Part I: Foundations

Part I of this book lays the groundwork for everything that follows. Before we can build and evaluate sophisticated statistical models, we need to be confident with the basic concepts, tools, and habits that underpin all sound data analysis. These first five chapters are designed to provide that foundation: introducing the role of statistics in the social sciences, familiarising you with the R programming environment, showing how to explore data effectively, explaining the logic of statistical inference, and developing the practical skills for transforming raw data into a form ready for analysis.

Chapter 1  Introducing statistics begins with the “why” of statistics. We show how social science questions — from the effects of hybrid work to the impact of school closures — cannot be answered convincingly without statistical reasoning. Here, you will meet the core ideas of populations and samples, modelling, uncertainty, and inference, and see why they are indispensable in research that deals with inherently variable and imperfect real-world data.

Chapter 2  Introducing R & RStudio introduces you to the tools you will use throughout the book: the R language and the RStudio interface. You will learn how to install and navigate RStudio, organise your work, run your first pieces of R code, and use packages to extend R’s capabilities. This chapter is not about turning you into a programmer overnight; it is about giving you a working familiarity with the software so that it becomes a natural part of your analytical toolkit.

Chapter 3  Exploratory data analysis focuses on exploratory data analysis (EDA). Before any modelling begins, you need to understand the structure, types, and patterns in your data. You will learn how to look at data from multiple angles—numerical summaries, visualisations of distributions, and plots of relationships, so that you can spot trends, anomalies, and possible data quality issues early.

Chapter 4  Introducing inference introduces the logic of statistical inference. Here, concepts like sampling distributions, p-values, and confidence intervals are presented as practical tools for reasoning from a sample to a population. This is where the link between probability and evidence becomes clear, and where you begin to see how uncertainty is quantified and communicated in research.

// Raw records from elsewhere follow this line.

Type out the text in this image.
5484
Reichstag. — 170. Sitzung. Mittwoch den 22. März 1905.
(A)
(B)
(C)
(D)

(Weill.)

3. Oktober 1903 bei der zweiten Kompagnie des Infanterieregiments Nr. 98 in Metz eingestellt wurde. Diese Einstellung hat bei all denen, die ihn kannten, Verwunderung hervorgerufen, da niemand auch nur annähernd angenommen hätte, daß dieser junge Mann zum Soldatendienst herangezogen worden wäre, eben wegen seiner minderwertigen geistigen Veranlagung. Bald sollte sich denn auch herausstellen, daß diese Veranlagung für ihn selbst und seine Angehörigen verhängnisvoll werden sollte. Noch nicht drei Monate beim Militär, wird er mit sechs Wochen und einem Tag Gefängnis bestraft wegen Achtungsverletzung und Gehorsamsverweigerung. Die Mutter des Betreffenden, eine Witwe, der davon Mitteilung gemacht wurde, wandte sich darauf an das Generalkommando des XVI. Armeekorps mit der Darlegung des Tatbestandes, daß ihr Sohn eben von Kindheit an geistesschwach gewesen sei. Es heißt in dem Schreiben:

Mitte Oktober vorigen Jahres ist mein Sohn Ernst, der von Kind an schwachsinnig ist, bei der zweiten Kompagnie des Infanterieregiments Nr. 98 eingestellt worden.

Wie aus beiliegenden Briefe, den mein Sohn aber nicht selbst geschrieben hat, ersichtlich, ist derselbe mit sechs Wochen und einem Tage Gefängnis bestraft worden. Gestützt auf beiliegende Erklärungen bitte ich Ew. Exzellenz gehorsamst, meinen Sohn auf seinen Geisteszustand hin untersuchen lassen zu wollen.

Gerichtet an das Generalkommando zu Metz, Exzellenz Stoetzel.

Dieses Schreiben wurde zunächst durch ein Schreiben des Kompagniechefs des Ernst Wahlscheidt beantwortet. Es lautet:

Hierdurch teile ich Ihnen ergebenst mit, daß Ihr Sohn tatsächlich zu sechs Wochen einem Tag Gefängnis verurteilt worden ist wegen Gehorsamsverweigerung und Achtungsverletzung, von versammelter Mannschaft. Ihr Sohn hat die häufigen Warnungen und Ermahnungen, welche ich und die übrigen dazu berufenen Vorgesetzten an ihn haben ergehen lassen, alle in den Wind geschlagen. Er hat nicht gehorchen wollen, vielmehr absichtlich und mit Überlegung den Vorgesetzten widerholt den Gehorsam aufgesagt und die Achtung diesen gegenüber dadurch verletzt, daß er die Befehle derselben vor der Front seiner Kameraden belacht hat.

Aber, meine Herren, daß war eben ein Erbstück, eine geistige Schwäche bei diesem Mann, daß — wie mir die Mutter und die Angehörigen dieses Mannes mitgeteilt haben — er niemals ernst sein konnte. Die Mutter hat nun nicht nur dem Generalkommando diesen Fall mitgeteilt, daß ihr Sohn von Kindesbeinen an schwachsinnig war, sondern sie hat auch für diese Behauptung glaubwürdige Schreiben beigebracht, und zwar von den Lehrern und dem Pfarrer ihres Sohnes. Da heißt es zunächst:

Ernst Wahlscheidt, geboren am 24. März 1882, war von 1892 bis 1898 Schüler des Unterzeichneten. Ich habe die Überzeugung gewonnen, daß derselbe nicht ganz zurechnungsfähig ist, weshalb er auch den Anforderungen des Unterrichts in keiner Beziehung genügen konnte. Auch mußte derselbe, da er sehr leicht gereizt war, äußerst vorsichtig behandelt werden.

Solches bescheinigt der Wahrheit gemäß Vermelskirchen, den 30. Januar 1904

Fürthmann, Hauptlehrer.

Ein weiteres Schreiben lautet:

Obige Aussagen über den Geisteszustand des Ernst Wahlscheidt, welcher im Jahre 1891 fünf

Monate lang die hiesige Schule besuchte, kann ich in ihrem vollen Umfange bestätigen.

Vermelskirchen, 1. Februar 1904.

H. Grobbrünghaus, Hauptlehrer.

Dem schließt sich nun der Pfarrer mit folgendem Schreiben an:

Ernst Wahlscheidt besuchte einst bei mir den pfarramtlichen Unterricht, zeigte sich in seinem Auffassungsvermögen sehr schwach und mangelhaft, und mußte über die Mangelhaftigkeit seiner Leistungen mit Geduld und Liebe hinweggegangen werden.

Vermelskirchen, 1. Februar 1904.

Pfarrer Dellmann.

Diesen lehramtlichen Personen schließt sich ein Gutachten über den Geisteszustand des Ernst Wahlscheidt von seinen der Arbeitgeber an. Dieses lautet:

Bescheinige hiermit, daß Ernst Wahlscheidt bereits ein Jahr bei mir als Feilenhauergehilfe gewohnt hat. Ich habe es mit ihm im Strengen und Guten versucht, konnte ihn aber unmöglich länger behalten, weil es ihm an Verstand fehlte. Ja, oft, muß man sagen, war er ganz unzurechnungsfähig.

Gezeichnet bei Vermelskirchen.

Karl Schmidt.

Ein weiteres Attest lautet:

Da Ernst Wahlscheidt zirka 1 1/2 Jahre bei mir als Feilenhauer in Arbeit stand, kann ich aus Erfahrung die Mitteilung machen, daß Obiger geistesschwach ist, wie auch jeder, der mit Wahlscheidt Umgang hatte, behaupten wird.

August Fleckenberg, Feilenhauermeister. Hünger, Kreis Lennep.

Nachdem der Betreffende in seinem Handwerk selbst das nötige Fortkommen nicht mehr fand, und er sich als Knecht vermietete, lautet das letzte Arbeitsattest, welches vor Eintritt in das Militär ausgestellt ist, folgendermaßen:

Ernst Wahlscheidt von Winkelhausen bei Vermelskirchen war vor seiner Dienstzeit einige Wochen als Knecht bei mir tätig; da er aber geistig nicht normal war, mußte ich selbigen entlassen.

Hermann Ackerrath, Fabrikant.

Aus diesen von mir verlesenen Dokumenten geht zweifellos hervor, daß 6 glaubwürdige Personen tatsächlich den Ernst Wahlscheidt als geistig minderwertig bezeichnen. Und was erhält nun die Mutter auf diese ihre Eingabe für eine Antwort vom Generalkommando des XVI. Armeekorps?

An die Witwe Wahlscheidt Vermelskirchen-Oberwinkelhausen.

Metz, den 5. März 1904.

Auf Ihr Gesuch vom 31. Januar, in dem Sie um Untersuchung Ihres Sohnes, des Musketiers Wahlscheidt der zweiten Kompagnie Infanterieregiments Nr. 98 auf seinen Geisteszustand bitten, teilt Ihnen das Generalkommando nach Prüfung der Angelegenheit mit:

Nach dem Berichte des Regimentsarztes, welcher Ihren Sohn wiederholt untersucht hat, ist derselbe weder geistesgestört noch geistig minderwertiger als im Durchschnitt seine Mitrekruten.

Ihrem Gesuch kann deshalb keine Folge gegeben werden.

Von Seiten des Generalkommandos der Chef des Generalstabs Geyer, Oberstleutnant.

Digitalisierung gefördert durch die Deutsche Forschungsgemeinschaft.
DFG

Chapter 5  Data wrangling rounds out the foundations with data wrangling. Raw data are often messy, incomplete, or in the wrong format. Using the dplyr and tidyr packages, you will learn how to select, filter, transform, join, and reshape datasets so they are ready for analysis. These skills are as critical as any statistical test because most real-world analyses begin with making sense of, and making order out of, complex data sources.

Together, these chapters give you the conceptual understanding, technical skills, and computational tools to approach statistical analysis with confidence. They are the essential base on which the rest of the book is built, and by the end of Part I, you will be ready to move from understanding the principles of statistics to applying them in real-world modelling.